Un autre problème est que lorsque nous choisissons un maître, nous cherchons quelqu’un qui nous ressemble, avec qui nous pouvons être d’accord. Mais quelqu’un qui est trop proche de notre pensée ne va rien nous apporter. Si nous faisons cela, c’est parce que nous cherchons à nous décharger de notre propre pensée en la délégant au maître. Mais ce phénomène est également néfaste pour trouver le véritable maître intérieur.
Pour trouver le maître intérieur, au lieu de considérer les choses émotionnellement, il faut passer nos expériences au crible de la raison. Au lieu de se dire qu’un enseignant est bon parce qu’il est gentil ou qu’il pense comme nous, il faut se demander si ce qu’il enseigne fonctionne.
Un autre problème dans cette histoire est la notion de bodhisattva. Il existe deux choses qui nous coupent de la vie spirituelle. Le laxisme et la rigidité. Le laxisme nous incite à ne pas pratiquer ce qui fonctionne. Et la rigidité nous incite à rechercher la perfection. Mais c’est un piège. On sait par exemple que mère Teresa a connu l’enfer pendant quinze ans parce qu’elle était obnubilée par la sainteté. Et les exemples de ce genre sont nombreux.
De nombreuses religions nous racontent la légende d’un homme-dieu qui s’est libéré de la souffrance, qui a atteint la perfection il y a des millénaires… J’ai déjà longuement parlé du problème de l’éveil dans le contexte de l’advaïta. Mais on retrouve la même chose avec des mots différents dans pas mal de religions.
Si nous croyons si facilement à ces histoires d’éveil, c’est parce que de nombreuses religions propagent ce concept depuis des millénaires, et de nombreuses personnes y croient. Mais tout cela ne constitue pas une bonne raison d’y croire. De nombreuses personnes peuvent se tromper. Si l’on passe le phénomène de l’éveil au crible de la raison, on se rend compte au contraire qu’il y a un gros problème.
Dans toutes les époques, quelques personnes se prétendent éveillées. Elles enseignent leur manière de voir les choses, parfois à de très nombreuses personnes, mais très peu de disciples atteignent ce qui est promis. Et lorsqu’un disciple prétend avoir atteint l’éveil, on constate toujours les mêmes incohérences.

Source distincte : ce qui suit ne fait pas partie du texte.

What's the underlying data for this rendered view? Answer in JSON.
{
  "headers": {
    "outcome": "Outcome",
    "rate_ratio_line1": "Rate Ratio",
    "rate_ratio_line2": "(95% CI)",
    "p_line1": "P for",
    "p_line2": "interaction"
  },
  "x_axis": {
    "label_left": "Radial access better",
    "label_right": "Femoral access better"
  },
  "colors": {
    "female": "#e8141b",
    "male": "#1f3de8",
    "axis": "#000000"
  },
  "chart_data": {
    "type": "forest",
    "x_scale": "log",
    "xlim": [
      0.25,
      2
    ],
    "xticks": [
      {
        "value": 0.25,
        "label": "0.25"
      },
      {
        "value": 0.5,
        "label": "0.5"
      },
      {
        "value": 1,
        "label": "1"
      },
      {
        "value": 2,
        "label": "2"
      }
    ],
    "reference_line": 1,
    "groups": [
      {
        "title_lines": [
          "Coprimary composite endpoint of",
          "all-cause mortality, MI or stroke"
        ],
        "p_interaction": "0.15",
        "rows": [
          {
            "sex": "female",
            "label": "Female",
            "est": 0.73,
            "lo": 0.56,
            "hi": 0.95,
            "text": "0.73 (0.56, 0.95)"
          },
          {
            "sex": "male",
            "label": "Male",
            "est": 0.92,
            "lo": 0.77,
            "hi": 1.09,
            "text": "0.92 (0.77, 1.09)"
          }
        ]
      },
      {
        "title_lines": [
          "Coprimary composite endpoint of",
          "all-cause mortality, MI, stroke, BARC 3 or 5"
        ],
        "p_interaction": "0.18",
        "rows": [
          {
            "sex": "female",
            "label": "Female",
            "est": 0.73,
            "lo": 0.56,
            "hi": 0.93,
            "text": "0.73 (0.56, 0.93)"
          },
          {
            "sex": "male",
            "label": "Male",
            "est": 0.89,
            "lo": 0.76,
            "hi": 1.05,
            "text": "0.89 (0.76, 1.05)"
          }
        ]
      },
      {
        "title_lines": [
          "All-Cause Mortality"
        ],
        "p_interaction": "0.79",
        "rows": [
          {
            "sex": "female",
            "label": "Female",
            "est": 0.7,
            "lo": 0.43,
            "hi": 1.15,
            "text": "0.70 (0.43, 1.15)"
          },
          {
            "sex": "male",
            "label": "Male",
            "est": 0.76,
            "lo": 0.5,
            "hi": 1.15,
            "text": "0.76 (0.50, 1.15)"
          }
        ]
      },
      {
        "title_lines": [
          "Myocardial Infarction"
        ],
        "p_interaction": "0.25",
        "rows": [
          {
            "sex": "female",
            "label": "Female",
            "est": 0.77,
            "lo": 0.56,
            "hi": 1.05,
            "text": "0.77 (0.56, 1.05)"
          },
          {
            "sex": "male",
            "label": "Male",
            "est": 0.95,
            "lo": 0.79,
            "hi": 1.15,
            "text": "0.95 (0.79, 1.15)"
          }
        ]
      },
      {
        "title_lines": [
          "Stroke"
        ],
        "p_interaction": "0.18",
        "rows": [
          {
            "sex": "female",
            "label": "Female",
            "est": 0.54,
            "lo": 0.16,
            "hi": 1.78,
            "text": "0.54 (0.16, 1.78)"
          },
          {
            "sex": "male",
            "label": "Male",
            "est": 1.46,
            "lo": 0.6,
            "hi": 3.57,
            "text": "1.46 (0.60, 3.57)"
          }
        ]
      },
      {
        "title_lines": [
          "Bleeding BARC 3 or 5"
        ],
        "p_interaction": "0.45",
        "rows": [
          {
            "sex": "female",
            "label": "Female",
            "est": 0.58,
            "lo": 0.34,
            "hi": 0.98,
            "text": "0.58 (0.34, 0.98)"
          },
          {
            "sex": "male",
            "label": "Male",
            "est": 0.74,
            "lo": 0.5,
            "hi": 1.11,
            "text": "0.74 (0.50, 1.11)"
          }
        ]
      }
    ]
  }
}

Il est possible de faire l’expérience de la perfection, en soi-même. Mais cette expérience nous donne une conscience accrue de notre imperfection et du fait que la perfection ne peut se manifester dans le monde. Même si cette expérience de la perfection peut être vue comme le but ultime de la spiritualité, elle ne nous donne pas le sentiment d’être arrivés.
Au contraire, elle nous donne le sentiment constant d’être au début du chemin et d’avoir tout à découvrir. Et elle ne nous facilite aucunement la vie. Il faut des années pour apprendre à bien le vivre. Au départ, une telle expérience a plutôt tendance à nous rendre désabusés par notre propre insignifiance.
Le discours des « éveillés » contient toujours beaucoup de confusion entre ce qui est intérieur et extérieur. Il est aux antipodes de ce que l’expérience de la perfection nous enseigne. Je ne vais pas trop développer ce point parce que j’en ai déjà souvent parlé sur ce blog. Mais il me semble qu’ils n’ont jamais fait l’expérience de la perfection. Ils ont seulement développé une construction mentale d’après tout ce qu’ils ont pu entendre sur le sujet.
Déjà, seulement 0.01% des personnes qui suivent un enseignement d’éveil se prétendent éveillé. Ensuite ces éveillés tiennent un discours peut-être séduisant, mais à côté de la plaque du point de vue de l’expérience. Et les 99.99% restant culpabilisent un peu plus de ne pas être parfait. Tout cela ressemble à une belle escroquerie.
Même si l’idée est séduisante, vouloir se libérer de la souffrance est un rêve un peu naïf. La souffrance est un enseignant. Lorsque nous sommes petits, nous ne faisons pas attention et nous nous écorchons souvent les genoux. En grandissant, nous faisons plus attention et nous tombons rarement. Si cela ne faisait pas mal de tomber, nous ne grandirions jamais.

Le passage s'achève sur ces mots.